Der eine oder andere Fußball-Fan wird gestern mit offenem Mund vor dem Fernseher gesessen und genüsslich die Barca-Show verfolgt haben. Auch wenn die Lobhudelei auf die „beste Mannschaft der Welt“ allmählich nervt, muss man deren Brillanz dennoch anerkennen. Trotzdem: Auch der FC Barcelona ist nur so stark, wie der Gegner es zulässt. Und der hat gestern einiges zugelassen: zunächst die Spieler auf dem Platz, dann der Sportdirektor in der Analyse.

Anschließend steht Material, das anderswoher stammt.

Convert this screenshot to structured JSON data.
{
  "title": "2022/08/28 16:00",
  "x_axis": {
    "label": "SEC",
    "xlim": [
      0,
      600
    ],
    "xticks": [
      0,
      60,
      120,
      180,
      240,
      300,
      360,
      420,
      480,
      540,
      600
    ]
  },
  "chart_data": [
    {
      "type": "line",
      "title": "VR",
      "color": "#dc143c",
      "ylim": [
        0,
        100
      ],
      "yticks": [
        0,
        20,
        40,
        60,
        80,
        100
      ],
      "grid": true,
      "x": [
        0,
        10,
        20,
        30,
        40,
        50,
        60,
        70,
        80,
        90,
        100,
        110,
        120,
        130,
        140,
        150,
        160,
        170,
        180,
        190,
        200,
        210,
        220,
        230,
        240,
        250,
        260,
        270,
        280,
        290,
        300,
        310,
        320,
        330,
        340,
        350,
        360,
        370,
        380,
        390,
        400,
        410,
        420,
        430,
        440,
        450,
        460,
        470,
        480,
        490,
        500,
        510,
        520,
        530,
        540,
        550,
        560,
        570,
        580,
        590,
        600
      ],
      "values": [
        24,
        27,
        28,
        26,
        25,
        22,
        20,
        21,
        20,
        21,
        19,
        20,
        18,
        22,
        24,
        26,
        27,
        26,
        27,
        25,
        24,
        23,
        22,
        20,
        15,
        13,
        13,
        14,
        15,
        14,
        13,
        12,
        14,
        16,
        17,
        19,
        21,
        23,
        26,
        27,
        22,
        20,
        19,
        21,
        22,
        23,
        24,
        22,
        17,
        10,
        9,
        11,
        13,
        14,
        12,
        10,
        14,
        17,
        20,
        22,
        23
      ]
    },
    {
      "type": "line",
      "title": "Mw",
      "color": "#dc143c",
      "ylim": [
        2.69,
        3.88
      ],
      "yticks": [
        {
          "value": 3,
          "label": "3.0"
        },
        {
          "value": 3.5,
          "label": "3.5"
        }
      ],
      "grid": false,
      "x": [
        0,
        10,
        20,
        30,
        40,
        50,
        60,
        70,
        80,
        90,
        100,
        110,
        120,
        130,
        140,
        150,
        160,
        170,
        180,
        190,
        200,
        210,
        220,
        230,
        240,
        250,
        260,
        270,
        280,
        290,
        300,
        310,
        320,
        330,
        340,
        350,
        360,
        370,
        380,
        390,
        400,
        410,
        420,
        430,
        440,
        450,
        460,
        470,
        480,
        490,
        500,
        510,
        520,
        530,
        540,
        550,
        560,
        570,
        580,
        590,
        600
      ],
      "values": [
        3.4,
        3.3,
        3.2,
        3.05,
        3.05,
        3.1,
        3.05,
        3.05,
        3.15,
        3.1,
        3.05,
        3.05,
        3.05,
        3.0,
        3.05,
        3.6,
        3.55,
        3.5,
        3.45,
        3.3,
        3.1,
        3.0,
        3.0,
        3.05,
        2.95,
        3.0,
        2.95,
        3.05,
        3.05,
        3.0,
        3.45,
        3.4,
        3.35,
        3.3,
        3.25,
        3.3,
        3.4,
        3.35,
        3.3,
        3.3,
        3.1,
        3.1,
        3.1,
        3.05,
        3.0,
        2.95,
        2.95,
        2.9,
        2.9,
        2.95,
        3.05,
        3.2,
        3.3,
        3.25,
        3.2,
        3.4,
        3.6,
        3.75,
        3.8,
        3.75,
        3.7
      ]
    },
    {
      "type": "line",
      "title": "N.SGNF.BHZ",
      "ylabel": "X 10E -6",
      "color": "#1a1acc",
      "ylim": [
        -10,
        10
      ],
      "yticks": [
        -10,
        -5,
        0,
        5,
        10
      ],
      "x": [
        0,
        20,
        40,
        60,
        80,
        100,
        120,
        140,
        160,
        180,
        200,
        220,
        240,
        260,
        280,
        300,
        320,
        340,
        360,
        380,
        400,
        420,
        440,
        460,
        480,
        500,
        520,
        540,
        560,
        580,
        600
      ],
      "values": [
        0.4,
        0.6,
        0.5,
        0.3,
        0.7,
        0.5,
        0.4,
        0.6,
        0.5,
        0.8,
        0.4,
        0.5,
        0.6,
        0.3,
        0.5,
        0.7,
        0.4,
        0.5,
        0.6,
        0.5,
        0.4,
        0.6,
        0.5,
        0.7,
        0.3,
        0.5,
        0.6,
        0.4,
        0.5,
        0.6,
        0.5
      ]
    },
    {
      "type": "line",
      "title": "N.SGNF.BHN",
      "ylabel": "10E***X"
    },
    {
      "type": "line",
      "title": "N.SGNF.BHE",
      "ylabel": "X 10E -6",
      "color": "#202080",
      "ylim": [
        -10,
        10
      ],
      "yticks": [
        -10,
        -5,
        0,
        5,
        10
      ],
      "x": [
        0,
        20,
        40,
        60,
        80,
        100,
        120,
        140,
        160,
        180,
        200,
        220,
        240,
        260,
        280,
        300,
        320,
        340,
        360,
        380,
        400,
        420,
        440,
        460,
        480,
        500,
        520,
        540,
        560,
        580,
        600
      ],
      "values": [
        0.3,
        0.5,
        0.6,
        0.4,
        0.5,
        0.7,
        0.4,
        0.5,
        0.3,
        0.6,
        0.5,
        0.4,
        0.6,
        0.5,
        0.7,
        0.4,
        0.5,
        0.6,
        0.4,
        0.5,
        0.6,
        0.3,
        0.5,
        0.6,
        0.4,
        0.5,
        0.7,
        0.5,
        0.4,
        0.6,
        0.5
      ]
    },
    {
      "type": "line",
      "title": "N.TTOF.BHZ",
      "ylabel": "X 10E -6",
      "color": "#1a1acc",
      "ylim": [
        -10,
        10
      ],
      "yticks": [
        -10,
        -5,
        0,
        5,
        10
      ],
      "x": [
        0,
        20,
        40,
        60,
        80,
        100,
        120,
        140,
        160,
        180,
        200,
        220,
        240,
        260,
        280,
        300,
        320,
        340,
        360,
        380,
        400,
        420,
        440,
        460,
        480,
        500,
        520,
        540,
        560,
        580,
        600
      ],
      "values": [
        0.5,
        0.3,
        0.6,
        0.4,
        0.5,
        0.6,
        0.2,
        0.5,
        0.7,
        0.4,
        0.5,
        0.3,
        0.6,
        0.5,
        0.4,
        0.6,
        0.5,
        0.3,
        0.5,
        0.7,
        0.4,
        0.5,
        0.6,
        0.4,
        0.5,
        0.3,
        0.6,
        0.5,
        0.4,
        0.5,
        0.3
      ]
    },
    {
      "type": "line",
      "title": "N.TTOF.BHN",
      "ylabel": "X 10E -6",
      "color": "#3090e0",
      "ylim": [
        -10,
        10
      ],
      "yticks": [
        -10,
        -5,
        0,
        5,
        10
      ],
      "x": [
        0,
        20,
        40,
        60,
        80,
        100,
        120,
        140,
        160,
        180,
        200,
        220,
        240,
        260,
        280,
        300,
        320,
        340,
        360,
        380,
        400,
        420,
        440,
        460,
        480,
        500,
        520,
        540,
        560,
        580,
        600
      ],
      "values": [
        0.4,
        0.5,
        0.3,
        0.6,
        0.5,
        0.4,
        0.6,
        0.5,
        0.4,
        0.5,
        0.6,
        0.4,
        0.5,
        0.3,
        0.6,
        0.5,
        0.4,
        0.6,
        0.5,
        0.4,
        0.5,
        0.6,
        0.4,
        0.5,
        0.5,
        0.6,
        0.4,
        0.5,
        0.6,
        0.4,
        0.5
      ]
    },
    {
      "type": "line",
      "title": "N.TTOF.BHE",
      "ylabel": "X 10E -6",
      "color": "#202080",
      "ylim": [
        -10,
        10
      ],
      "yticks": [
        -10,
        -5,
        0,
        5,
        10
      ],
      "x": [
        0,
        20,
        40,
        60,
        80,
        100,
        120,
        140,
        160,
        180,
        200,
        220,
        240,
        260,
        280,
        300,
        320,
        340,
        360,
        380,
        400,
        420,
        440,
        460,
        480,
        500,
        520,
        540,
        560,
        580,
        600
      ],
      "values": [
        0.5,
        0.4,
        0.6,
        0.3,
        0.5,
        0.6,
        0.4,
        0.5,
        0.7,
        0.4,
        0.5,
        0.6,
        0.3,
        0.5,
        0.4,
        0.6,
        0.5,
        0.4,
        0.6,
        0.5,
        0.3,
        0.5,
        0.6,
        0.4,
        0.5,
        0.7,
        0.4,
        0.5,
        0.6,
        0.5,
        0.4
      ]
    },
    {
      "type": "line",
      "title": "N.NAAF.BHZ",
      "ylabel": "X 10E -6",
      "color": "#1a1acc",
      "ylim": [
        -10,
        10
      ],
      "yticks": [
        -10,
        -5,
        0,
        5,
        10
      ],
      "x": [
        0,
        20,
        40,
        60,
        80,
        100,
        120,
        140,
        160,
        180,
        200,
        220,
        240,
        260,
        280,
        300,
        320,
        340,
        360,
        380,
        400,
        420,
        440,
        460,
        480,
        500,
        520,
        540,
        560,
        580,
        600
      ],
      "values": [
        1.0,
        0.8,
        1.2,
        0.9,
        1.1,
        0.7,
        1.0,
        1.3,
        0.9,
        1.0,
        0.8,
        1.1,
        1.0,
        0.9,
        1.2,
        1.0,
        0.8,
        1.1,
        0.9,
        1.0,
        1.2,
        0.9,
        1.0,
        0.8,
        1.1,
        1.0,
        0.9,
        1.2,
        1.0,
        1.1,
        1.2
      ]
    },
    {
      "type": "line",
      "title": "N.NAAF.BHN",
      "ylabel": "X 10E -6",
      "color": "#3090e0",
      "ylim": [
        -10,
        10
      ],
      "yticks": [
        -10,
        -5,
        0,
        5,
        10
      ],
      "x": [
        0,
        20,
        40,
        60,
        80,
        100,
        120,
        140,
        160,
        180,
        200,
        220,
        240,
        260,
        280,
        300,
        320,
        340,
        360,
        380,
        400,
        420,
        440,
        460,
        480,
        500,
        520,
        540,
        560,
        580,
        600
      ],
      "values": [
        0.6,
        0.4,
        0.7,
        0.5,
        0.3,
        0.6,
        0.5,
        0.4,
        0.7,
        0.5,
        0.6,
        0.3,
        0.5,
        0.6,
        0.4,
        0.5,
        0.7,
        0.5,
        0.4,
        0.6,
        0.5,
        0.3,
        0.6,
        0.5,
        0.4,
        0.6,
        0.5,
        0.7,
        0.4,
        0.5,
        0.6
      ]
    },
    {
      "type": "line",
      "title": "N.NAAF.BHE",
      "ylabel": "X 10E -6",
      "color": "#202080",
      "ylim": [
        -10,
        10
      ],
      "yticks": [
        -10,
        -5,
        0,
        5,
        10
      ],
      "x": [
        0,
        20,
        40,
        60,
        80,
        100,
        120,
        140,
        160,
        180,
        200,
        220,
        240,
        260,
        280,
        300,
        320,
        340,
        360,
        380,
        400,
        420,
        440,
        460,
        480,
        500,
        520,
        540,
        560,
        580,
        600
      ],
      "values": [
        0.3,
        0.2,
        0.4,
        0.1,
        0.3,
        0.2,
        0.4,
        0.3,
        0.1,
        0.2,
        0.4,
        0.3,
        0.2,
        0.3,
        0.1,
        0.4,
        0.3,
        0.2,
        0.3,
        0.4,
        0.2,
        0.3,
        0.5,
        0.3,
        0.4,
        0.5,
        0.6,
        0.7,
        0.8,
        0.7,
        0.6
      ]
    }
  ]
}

Vor ziemlich genau drei Jahren hat der FC Bayern München einen rabenschwarzen Abend im Camp Nou erlebt. Christian Lell, Breno, Massimo Oddo und Kollegen waren heillos überfordert gegen den katalanischen Renommierclub, der den Platz nach zwei Toren von Lionel Messi sowie je einem Treffer von Samuel Eto’o und Thierry Henry mit 4:0 als Sieger verließ. In den Tagen danach sah sich der FC Bayern einem medialen Spießrutenlauf ausgesetzt. Nicht nur Deutschland, sondern ganz Europa lachte über die „Klinsmänner“. Auch die Bayern-Führung ging seinerzeit mit den eigenen Spielern hart ins Gericht.

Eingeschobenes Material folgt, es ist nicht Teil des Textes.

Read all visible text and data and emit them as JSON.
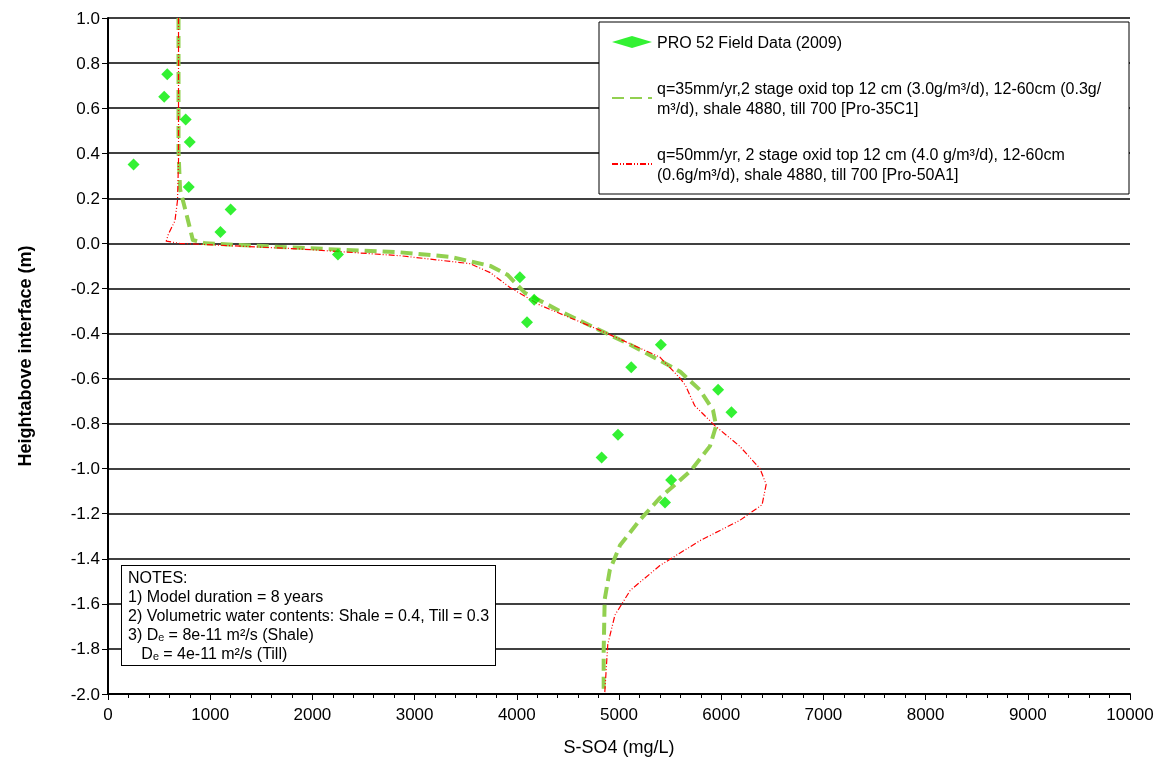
{
  "chart_data": {
    "type": "line",
    "xlabel": "S-SO4 (mg/L)",
    "ylabel": "Heightabove interface (m)",
    "xlim": [
      0,
      10000
    ],
    "xticks": [
      0,
      1000,
      2000,
      3000,
      4000,
      5000,
      6000,
      7000,
      8000,
      9000,
      10000
    ],
    "ylim": [
      -2,
      1
    ],
    "yticks": [
      {
        "value": -2,
        "label": "-2.0"
      },
      {
        "value": -1.8,
        "label": "-1.8"
      },
      {
        "value": -1.6,
        "label": "-1.6"
      },
      {
        "value": -1.4,
        "label": "-1.4"
      },
      {
        "value": -1.2,
        "label": "-1.2"
      },
      {
        "value": -1,
        "label": "-1.0"
      },
      {
        "value": -0.8,
        "label": "-0.8"
      },
      {
        "value": -0.6,
        "label": "-0.6"
      },
      {
        "value": -0.4,
        "label": "-0.4"
      },
      {
        "value": -0.2,
        "label": "-0.2"
      },
      {
        "value": 0,
        "label": "0.0"
      },
      {
        "value": 0.2,
        "label": "0.2"
      },
      {
        "value": 0.4,
        "label": "0.4"
      },
      {
        "value": 0.6,
        "label": "0.6"
      },
      {
        "value": 0.8,
        "label": "0.8"
      },
      {
        "value": 1,
        "label": "1.0"
      }
    ],
    "grid": "y",
    "legend": "top right",
    "series": [
      {
        "name": "PRO 52 Field Data (2009)",
        "type": "scatter",
        "marker": "diamond",
        "color": "#00ee00",
        "x": [
          580,
          550,
          760,
          800,
          250,
          790,
          1200,
          1100,
          2250,
          4030,
          4170,
          4100,
          5410,
          5120,
          5970,
          6100,
          4990,
          4830,
          5510,
          5450
        ],
        "values": [
          0.75,
          0.65,
          0.55,
          0.45,
          0.35,
          0.25,
          0.15,
          0.05,
          -0.05,
          -0.15,
          -0.25,
          -0.35,
          -0.45,
          -0.55,
          -0.65,
          -0.75,
          -0.85,
          -0.95,
          -1.05,
          -1.15
        ]
      },
      {
        "name": "q=35mm/yr,2 stage oxid top 12 cm (3.0g/m³/d), 12-60cm (0.3g/m³/d), shale 4880, till 700 [Pro-35C1]",
        "marker": "none",
        "line_style": "dashed",
        "color": "#92d050",
        "x": [
          690,
          690,
          705,
          770,
          830,
          950,
          1880,
          2860,
          3350,
          3740,
          3910,
          4080,
          4420,
          4810,
          5110,
          5400,
          5600,
          5790,
          5920,
          5950,
          5890,
          5700,
          5400,
          5200,
          5010,
          4910,
          4860,
          4850,
          4850
        ],
        "values": [
          1.0,
          0.41,
          0.24,
          0.125,
          0.015,
          0.0,
          -0.02,
          -0.04,
          -0.06,
          -0.1,
          -0.14,
          -0.22,
          -0.3,
          -0.385,
          -0.45,
          -0.52,
          -0.57,
          -0.65,
          -0.74,
          -0.81,
          -0.9,
          -1.01,
          -1.13,
          -1.23,
          -1.34,
          -1.45,
          -1.58,
          -1.81,
          -2.0
        ]
      },
      {
        "name": "q=50mm/yr, 2 stage oxid top 12 cm (4.0 g/m³/d), 12-60cm (0.6g/m³/d), shale 4880, till 700 [Pro-50A1]",
        "marker": "none",
        "line_style": "dotted",
        "color": "#ff0000",
        "x": [
          690,
          690,
          680,
          655,
          590,
          570,
          700,
          1880,
          2860,
          3540,
          3740,
          3930,
          4230,
          4810,
          5400,
          5600,
          5650,
          5740,
          5940,
          6180,
          6380,
          6440,
          6400,
          6180,
          5790,
          5400,
          5110,
          4960,
          4890,
          4860
        ],
        "values": [
          1.0,
          0.37,
          0.19,
          0.1,
          0.04,
          0.01,
          0.0,
          -0.025,
          -0.055,
          -0.09,
          -0.13,
          -0.195,
          -0.275,
          -0.385,
          -0.505,
          -0.6,
          -0.63,
          -0.72,
          -0.81,
          -0.9,
          -1.0,
          -1.07,
          -1.16,
          -1.23,
          -1.32,
          -1.43,
          -1.54,
          -1.65,
          -1.78,
          -2.0
        ]
      }
    ],
    "annotations": [
      "NOTES:",
      "1) Model duration = 8 years",
      "2) Volumetric water contents: Shale = 0.4, Till = 0.3",
      "3) Dₑ = 8e-11 m²/s (Shale)",
      "   Dₑ = 4e-11 m²/s (Till)"
    ]
  }
}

Schnitt. Gestern wurde Bayer Leverkusen im Camp Nou nach allen Regeln der Kunst vorgeführt. Dem 1:3 aus dem Hinspiel, welches Barcelona bereits so gut wie sicher ins Viertelfinale gebracht hat, folgte ein 1:7 gegen den Titelverteidiger. Leverkusens höchste Pleite in einem Pflichtspiel seit fast 40 Jahren bedeutete zugleich auch für den Gegner einen Rekord: Nie zuvor hat eine Mannschaft ein K.O.-Spiel in der Champions League höher gewonnen. Auch die 5 Tore in einem Spiel von Lionel Messi sind ein Rekord, der ein paar Jahre Bestand haben dürfte. Vielleicht schickt „La Pulga“ ja noch einen Blumenstrauß an den Rhein als Dankeschön.

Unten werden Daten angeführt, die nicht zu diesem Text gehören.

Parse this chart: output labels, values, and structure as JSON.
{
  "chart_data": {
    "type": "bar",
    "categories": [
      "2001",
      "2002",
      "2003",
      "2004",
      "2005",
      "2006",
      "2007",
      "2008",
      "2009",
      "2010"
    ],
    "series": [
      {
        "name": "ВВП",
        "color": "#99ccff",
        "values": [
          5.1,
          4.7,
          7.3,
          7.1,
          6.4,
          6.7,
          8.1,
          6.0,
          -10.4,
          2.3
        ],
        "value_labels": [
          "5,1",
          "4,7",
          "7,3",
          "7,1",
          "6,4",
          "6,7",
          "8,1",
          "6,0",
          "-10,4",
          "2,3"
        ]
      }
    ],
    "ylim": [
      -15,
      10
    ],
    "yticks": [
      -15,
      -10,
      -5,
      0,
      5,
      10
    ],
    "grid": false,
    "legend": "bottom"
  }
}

Der Grundstein für einen Spießrutenlauf der „Werkself“ war also gelegt. Oder anders ausgedrückt: Der Grundstein wäre gelegt gewesen. Denn wenn man heute die Zeitungen aufschlägt, hält sich die Kritik erstaunlicherweise in Grenzen. Ok, die „Bild“ vergibt Kollektiv-Sechsen an jeden Bayer-Spieler, der gestern die Stadionführung in Barcelona mitmachen durfte. Doch der grundsätzliche Tenor lautete: „Leverkusen war zwar nicht gut, doch gegen Barcelona kann man halt nix machen.“

Derart milde ging es gestern auch unmittelbar nach dem Spiel zu, bei der „Analyse“ auf Sat1, als „Terrier“ Johannes B. Kerner, die altersmilde „Lichtgestalt“ Franz Beckenbauer und Bayer-Sportdirektor Ruuuuuuuuudi Völler zum Debakel wenig mehr zu sagen hatten als „Da kann man nix machen, die sind einfach gut.“ Sorry, aber gerade Rudi Völler, der die ganze Bandbreite zwischen nettem Onkel und Choleriker im Repertoire hat, hätte ruhig mal Tacheles reden können. Denn was seine Mannschaft geboten hat, war nix! Und wenn schon Völler versucht, sein Team zu schützen, um das Saisonziel Champions League-Qualifikation zu erreichen, dann muss doch wenigstens Moderator Johannes B. Kerner mal sagen, dass man sich so nicht präsentieren kann. (Vom „Kaiser“ ist eine Schelte ja eh nur noch zu erwarten, wenn sich der FC Bayern blamiert).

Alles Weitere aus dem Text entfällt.